An elderly woman walked into the Bank of Canada one morning with a purse
full of money. She wanted to open a savings account and insisted on
talking to the president of the Bank because, she said, she had a lot of
money.

After many lengthy discussions (after all, the client is always
right) an employee took the elderly woman to the president's office.

The president of the Bank asked her how much she wanted to deposit. She
placed her purse on his desk and replied, "$165,000". The president was
curious and asked her how she had been able to save so much money. The
elderly woman replied that she made bets.

The president was surprised and asked, "What kind of bets?"

The elderly woman replied, "Well, I bet you $25,000 ! that your
testicles are square."

The president started to laugh and told the woman that it was impossible
to win a bet like that.

The woman never batted an eye. She just looked at the president and
said, "Would you like to take my bet?"

"Certainly", replied the president. "I bet you $25,000 that my testicles
are not square."

"Done", the elderly woman answered. "But given the amount of money
involved, if you don't mind I would like to come back at 10 o'clock
tomorrow morning with my lawyer as a witness."

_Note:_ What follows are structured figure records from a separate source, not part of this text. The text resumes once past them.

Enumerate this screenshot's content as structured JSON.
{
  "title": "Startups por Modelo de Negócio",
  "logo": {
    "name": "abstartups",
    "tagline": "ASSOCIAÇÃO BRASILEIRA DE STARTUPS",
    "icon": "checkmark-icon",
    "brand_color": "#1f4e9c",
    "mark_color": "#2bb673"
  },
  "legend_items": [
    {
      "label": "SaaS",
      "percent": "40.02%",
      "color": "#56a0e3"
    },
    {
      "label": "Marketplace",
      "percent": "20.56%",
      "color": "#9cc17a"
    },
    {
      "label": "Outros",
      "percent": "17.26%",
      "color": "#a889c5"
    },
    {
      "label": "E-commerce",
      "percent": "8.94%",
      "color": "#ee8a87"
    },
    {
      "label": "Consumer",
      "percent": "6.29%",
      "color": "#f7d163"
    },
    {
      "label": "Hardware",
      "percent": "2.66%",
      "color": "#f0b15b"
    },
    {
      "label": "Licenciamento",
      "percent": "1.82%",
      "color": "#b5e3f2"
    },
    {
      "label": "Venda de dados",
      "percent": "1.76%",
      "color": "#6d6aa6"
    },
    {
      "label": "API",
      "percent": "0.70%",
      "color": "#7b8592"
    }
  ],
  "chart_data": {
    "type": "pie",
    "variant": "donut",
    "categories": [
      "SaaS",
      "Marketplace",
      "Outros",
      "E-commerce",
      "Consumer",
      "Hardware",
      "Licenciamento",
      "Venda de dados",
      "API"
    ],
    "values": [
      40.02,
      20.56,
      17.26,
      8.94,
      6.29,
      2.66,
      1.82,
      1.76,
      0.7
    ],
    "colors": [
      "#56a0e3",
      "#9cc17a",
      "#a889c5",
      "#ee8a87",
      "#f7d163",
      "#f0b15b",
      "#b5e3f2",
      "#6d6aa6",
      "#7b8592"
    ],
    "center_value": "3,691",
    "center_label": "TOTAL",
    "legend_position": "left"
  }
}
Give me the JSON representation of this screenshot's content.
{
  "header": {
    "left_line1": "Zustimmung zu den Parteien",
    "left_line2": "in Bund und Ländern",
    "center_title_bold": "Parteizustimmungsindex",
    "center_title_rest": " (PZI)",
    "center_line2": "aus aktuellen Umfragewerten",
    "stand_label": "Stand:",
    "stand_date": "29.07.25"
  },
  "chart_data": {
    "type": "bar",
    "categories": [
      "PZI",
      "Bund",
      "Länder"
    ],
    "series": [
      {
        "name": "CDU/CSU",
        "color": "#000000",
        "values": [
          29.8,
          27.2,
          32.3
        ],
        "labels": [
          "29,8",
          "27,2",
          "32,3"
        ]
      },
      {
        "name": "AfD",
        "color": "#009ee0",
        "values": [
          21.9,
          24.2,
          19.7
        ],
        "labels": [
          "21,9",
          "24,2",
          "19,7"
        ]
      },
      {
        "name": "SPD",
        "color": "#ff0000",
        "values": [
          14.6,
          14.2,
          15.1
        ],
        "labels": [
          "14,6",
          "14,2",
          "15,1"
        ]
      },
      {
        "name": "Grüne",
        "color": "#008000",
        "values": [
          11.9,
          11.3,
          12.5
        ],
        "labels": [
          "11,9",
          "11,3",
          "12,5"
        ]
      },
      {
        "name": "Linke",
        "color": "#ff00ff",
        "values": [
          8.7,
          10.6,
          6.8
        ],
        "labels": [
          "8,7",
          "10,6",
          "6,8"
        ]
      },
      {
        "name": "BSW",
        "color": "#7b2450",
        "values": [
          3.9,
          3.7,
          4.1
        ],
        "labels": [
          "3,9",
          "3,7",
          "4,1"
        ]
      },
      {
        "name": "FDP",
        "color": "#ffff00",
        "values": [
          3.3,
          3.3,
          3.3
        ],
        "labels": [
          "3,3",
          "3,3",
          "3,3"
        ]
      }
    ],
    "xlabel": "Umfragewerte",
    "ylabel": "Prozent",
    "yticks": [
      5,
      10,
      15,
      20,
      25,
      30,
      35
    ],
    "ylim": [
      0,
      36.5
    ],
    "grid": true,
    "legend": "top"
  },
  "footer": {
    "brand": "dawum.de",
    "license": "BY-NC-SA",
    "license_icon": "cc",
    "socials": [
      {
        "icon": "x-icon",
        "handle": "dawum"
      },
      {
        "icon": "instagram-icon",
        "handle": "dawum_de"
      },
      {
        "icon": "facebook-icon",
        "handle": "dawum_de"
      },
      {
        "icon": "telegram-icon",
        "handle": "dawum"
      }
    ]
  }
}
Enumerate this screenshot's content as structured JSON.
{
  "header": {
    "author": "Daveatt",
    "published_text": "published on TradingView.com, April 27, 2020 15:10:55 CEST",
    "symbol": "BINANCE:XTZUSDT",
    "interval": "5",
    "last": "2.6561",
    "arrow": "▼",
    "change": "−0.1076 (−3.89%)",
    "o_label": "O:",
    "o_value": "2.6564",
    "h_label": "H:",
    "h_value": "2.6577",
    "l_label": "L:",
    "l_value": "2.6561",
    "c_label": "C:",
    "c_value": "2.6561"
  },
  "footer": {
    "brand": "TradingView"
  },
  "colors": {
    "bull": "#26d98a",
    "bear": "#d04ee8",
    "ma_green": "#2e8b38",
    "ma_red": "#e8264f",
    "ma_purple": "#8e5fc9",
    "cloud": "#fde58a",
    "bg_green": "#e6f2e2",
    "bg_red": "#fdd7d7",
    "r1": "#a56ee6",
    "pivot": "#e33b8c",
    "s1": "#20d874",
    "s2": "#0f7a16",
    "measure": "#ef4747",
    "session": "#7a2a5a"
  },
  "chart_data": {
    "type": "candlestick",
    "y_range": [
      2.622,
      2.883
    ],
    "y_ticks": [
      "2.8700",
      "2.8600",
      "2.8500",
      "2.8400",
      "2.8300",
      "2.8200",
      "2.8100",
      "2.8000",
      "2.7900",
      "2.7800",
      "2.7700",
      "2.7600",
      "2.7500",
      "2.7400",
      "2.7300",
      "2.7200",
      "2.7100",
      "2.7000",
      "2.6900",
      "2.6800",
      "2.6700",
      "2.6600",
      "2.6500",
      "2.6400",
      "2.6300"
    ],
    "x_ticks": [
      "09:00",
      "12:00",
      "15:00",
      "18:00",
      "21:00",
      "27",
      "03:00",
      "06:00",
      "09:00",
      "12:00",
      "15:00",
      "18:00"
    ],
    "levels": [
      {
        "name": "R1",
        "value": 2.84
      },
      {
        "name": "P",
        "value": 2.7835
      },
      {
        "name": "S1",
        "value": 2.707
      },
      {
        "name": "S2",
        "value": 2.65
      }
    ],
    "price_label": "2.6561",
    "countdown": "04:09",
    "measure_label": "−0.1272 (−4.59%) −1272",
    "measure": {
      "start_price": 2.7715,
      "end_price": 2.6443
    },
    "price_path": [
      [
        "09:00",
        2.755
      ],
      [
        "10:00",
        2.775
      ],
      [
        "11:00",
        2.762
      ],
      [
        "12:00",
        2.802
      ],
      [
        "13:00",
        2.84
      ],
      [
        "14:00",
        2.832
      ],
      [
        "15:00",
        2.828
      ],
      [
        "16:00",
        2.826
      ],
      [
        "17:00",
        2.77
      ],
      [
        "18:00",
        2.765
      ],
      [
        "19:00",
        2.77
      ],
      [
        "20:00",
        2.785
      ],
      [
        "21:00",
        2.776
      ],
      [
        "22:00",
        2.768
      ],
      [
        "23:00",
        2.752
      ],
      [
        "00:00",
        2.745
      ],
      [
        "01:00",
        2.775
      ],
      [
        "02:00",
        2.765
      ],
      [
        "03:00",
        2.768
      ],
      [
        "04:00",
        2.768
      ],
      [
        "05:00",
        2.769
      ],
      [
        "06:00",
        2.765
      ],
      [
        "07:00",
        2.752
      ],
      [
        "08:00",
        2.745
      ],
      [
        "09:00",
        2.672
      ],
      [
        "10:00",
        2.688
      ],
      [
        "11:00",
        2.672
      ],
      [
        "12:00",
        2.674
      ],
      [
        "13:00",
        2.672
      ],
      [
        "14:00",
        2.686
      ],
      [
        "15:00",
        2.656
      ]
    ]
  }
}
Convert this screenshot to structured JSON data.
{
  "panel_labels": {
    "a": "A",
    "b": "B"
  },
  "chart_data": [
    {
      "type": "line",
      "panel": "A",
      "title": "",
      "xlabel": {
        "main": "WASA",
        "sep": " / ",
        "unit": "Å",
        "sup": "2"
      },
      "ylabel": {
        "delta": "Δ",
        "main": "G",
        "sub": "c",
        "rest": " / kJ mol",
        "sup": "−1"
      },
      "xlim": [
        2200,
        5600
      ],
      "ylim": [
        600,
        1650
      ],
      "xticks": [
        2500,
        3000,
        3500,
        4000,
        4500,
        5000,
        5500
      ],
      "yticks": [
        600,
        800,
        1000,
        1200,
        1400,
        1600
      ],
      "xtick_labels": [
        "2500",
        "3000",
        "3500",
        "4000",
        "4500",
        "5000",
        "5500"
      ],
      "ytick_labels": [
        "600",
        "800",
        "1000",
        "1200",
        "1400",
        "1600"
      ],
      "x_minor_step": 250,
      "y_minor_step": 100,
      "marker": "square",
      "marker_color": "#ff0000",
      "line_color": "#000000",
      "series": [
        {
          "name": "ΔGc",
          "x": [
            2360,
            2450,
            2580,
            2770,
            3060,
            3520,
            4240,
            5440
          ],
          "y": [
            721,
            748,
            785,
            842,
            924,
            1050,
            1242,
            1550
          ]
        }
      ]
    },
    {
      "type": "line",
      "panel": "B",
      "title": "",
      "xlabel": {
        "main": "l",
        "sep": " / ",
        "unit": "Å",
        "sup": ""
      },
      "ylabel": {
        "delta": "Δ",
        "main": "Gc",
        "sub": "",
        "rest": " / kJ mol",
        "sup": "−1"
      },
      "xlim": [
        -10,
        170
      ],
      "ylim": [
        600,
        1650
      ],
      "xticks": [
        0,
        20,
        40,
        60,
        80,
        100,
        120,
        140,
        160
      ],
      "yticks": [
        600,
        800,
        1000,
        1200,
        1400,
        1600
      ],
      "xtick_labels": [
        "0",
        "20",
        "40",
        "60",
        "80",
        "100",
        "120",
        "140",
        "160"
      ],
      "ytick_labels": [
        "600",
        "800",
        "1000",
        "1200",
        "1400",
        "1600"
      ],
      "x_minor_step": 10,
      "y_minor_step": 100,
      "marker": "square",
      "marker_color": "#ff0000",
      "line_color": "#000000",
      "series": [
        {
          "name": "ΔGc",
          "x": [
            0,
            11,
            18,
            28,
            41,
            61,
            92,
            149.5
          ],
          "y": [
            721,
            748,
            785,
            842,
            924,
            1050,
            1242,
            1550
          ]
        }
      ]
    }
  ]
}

"No problem", said the president of the Bank confidently.

That night, the president became very nervous about the bet and spent a
long time in front of the mirror examining his testicles, turning them
this way and that, checking them over again and again until he was
positive that no one could consider his testicles as square and
reassuring himself that there was no way he could lose the bet.

The next morning at exactly 10 o'clock the elderly woman arrived at the
president's office with her lawyer and acknowledged the $25,000 bet made
the day before that the president's testicles were square.

The president confirmed that the bet was the same as the one made the
day before. Then the elderly woman asked him to drop his pants etc. so
that she and her lawyer could see clearly.

The president was happy to oblige.

The elderly woman came closer so she could see better and asked the
president if she could touch them. "Of course", said the president.
"Given the amount of money involved, you should be 100% sure."

The elderly woman did so with a little smile. Suddenly the president
noticed that the lawyer was banging his head against the wall. He asked
the elderly woman why he was doing that and she replied, "Oh, it's
probably because I bet him $100,000 that around 10 o'clock in the
morning I would be holding the balls of the President of the Bank of
Canada!"


----------



## terryl965 (Mar 9, 2006)

Great one again PPKO
Terry


----------